Ant is a platform-independent build tool that specially supports for the Java programming language. It is written purely in Java. Ant is a powerful technique that helps the developers to convert their developmental structures in
deployment structures.

It allows the developer to automate the repeated process involved in the development of J2EE application. Developers can easily write the script to automate the build process like compilation, archiving and deployment.
A build process is an essential part of any development cycle because it removes the gap between the development, integration, and test environments. It also helps to remove other issues while deploying such as compilation, classpath, or properties that cost many
projects time and money. Ant is a free tool under the GNU License and is freely available at http://jakarta.apache.org/ant/.
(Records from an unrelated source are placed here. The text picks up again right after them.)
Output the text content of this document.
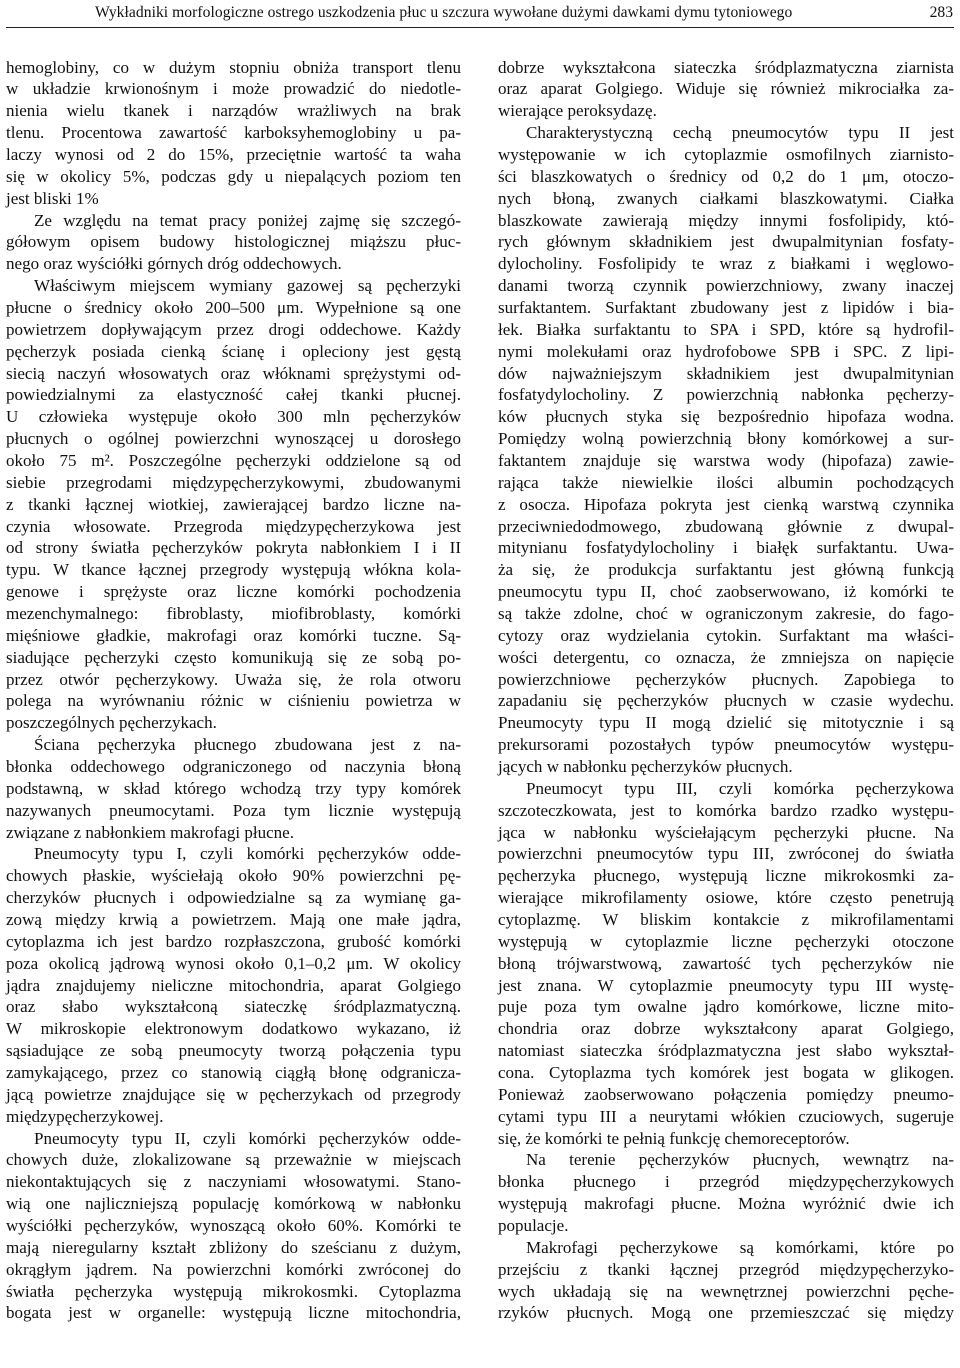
Wykładniki morfologiczne ostrego uszkodzenia płuc u szczura wywołane dużymi dawkami dymu tytoniowego	283
hemoglobiny, co w dużym stopniu obniża transport tlenu
w układzie krwionośnym i może prowadzić do niedotle-
nienia wielu tkanek i narządów wrażliwych na brak
tlenu. Procentowa zawartość karboksyhemoglobiny u pa-
laczy wynosi od 2 do 15%, przeciętnie wartość ta waha
się w okolicy 5%, podczas gdy u niepalących poziom ten
jest bliski 1%
Ze względu na temat pracy poniżej zajmę się szczegó-
gółowym opisem budowy histologicznej miąższu płuc-
nego oraz wyściółki górnych dróg oddechowych.
Właściwym miejscem wymiany gazowej są pęcherzyki
płucne o średnicy około 200–500 μm. Wypełnione są one
powietrzem dopływającym przez drogi oddechowe. Każdy
pęcherzyk posiada cienką ścianę i opleciony jest gęstą
siecią naczyń włosowatych oraz włóknami sprężystymi od-
powiedzialnymi za elastyczność całej tkanki płucnej.
U człowieka występuje około 300 mln pęcherzyków
płucnych o ogólnej powierzchni wynoszącej u dorosłego
około 75 m². Poszczególne pęcherzyki oddzielone są od
siebie przegrodami międzypęcherzykowymi, zbudowanymi
z tkanki łącznej wiotkiej, zawierającej bardzo liczne na-
czynia włosowate. Przegroda międzypęcherzykowa jest
od strony światła pęcherzyków pokryta nabłonkiem I i II
typu. W tkance łącznej przegrody występują włókna kola-
genowe i sprężyste oraz liczne komórki pochodzenia
mezenchymalnego: fibroblasty, miofibroblasty, komórki
mięśniowe gładkie, makrofagi oraz komórki tuczne. Są-
siadujące pęcherzyki często komunikują się ze sobą po-
przez otwór pęcherzykowy. Uważa się, że rola otworu
polega na wyrównaniu różnic w ciśnieniu powietrza w
poszczególnych pęcherzykach.
Ściana pęcherzyka płucnego zbudowana jest z na-
błonka oddechowego odgraniczonego od naczynia błoną
podstawną, w skład którego wchodzą trzy typy komórek
nazywanych pneumocytami. Poza tym licznie występują
związane z nabłonkiem makrofagi płucne.
Pneumocyty typu I, czyli komórki pęcherzyków odde-
chowych płaskie, wyściełają około 90% powierzchni pę-
cherzyków płucnych i odpowiedzialne są za wymianę ga-
zową między krwią a powietrzem. Mają one małe jądra,
cytoplazma ich jest bardzo rozpłaszczona, grubość komórki
poza okolicą jądrową wynosi około 0,1–0,2 μm. W okolicy
jądra znajdujemy nieliczne mitochondria, aparat Golgiego
oraz słabo wykształconą siateczkę śródplazmatyczną.
W mikroskopie elektronowym dodatkowo wykazano, iż
sąsiadujące ze sobą pneumocyty tworzą połączenia typu
zamykającego, przez co stanowią ciągłą błonę odgranicza-
jącą powietrze znajdujące się w pęcherzykach od przegrody
międzypęcherzykowej.
Pneumocyty typu II, czyli komórki pęcherzyków odde-
chowych duże, zlokalizowane są przeważnie w miejscach
niekontaktujących się z naczyniami włosowatymi. Stano-
wią one najliczniejszą populację komórkową w nabłonku
wyściółki pęcherzyków, wynoszącą około 60%. Komórki te
mają nieregularny kształt zbliżony do sześcianu z dużym,
okrągłym jądrem. Na powierzchni komórki zwróconej do
światła pęcherzyka występują mikrokosmki. Cytoplazma
bogata jest w organelle: występują liczne mitochondria,
dobrze wykształcona siateczka śródplazmatyczna ziarnista
oraz aparat Golgiego. Widuje się również mikrociałka za-
wierające peroksydazę.
Charakterystyczną cechą pneumocytów typu II jest
występowanie w ich cytoplazmie osmofilnych ziarnisto-
ści blaszkowatych o średnicy od 0,2 do 1 μm, otoczo-
nych błoną, zwanych ciałkami blaszkowatymi. Ciałka
blaszkowate zawierają między innymi fosfolipidy, któ-
rych głównym składnikiem jest dwupalmitynian fosfaty-
dylocholiny. Fosfolipidy te wraz z białkami i węglowo-
danami tworzą czynnik powierzchniowy, zwany inaczej
surfaktantem. Surfaktant zbudowany jest z lipidów i bia-
łek. Białka surfaktantu to SPA i SPD, które są hydrofil-
nymi molekułami oraz hydrofobowe SPB i SPC. Z lipi-
dów najważniejszym składnikiem jest dwupalmitynian
fosfatydylocholiny. Z powierzchnią nabłonka pęcherzy-
ków płucnych styka się bezpośrednio hipofaza wodna.
Pomiędzy wolną powierzchnią błony komórkowej a sur-
faktantem znajduje się warstwa wody (hipofaza) zawie-
rająca także niewielkie ilości albumin pochodzących
z osocza. Hipofaza pokryta jest cienką warstwą czynnika
przeciwniedodmowego, zbudowaną głównie z dwupal-
mitynianu fosfatydylocholiny i białęk surfaktantu. Uwa-
ża się, że produkcja surfaktantu jest główną funkcją
pneumocytu typu II, choć zaobserwowano, iż komórki te
są także zdolne, choć w ograniczonym zakresie, do fago-
cytozy oraz wydzielania cytokin. Surfaktant ma właści-
wości detergentu, co oznacza, że zmniejsza on napięcie
powierzchniowe pęcherzyków płucnych. Zapobiega to
zapadaniu się pęcherzyków płucnych w czasie wydechu.
Pneumocyty typu II mogą dzielić się mitotycznie i są
prekursorami pozostałych typów pneumocytów występu-
jących w nabłonku pęcherzyków płucnych.
Pneumocyt typu III, czyli komórka pęcherzykowa
szczoteczkowata, jest to komórka bardzo rzadko występu-
jąca w nabłonku wyściełającym pęcherzyki płucne. Na
powierzchni pneumocytów typu III, zwróconej do światła
pęcherzyka płucnego, występują liczne mikrokosmki za-
wierające mikrofilamenty osiowe, które często penetrują
cytoplazmę. W bliskim kontakcie z mikrofilamentami
występują w cytoplazmie liczne pęcherzyki otoczone
błoną trójwarstwową, zawartość tych pęcherzyków nie
jest znana. W cytoplazmie pneumocyty typu III wystę-
puje poza tym owalne jądro komórkowe, liczne mito-
chondria oraz dobrze wykształcony aparat Golgiego,
natomiast siateczka śródplazmatyczna jest słabo wykształ-
cona. Cytoplazma tych komórek jest bogata w glikogen.
Ponieważ zaobserwowano połączenia pomiędzy pneumo-
cytami typu III a neurytami włókien czuciowych, sugeruje
się, że komórki te pełnią funkcję chemoreceptorów.
Na terenie pęcherzyków płucnych, wewnątrz na-
błonka płucnego i przegród międzypęcherzykowych
występują makrofagi płucne. Można wyróżnić dwie ich
populacje.
Makrofagi pęcherzykowe są komórkami, które po
przejściu z tkanki łącznej przegród międzypęcherzyko-
wych układają się na wewnętrznej powierzchni pęche-
rzyków płucnych. Mogą one przemieszczać się między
There are some useful commands described in the table. These commands are built in the Ant distribution.

Command Description
Ant Used to execute another ant process from within the current one.
Copydir Used to copy an entire directory.
Copyfile Used to copy a single file.
Delete Deletes either a single file or all files in a specified directory and its sub-directories.
Deltree Deletes a directory with all its files and subdirectories.
Get Gets a file from an URL.
Jar Jars a set of files.
Java Executes a Java class within the running (Ant) VM or forks another VM if specified.
Javac Compiles a source tree within the running (Ant) VM.

 

Mkdir Makes a directory.
Property Sets a property (by name and value), or set of properties (from file or resource) in the project.
Rmic Runs the rmic compiler for a certain class.
Exec Executes a system command. When the os attribute is specified, then the command isonly executed when Ant is run on one of the specified operating systems.

Ant Data Types

There are some data types used by the ant tasks. These are described in a table given below:

Data Types Description
Argument It passes command-line arguments to programs that you invoke from an Ant buildfile.
Environment It specifies environment variables to pass to an external command or program that you execute from an Ant buildfile.
Filelist It defines a named list of files that do not necessarily need to actually exist.
Fileset It defines a named list of files that must actually exist.
Patternset It groups a set of patterns together.
Filterset It groups a set of filters together.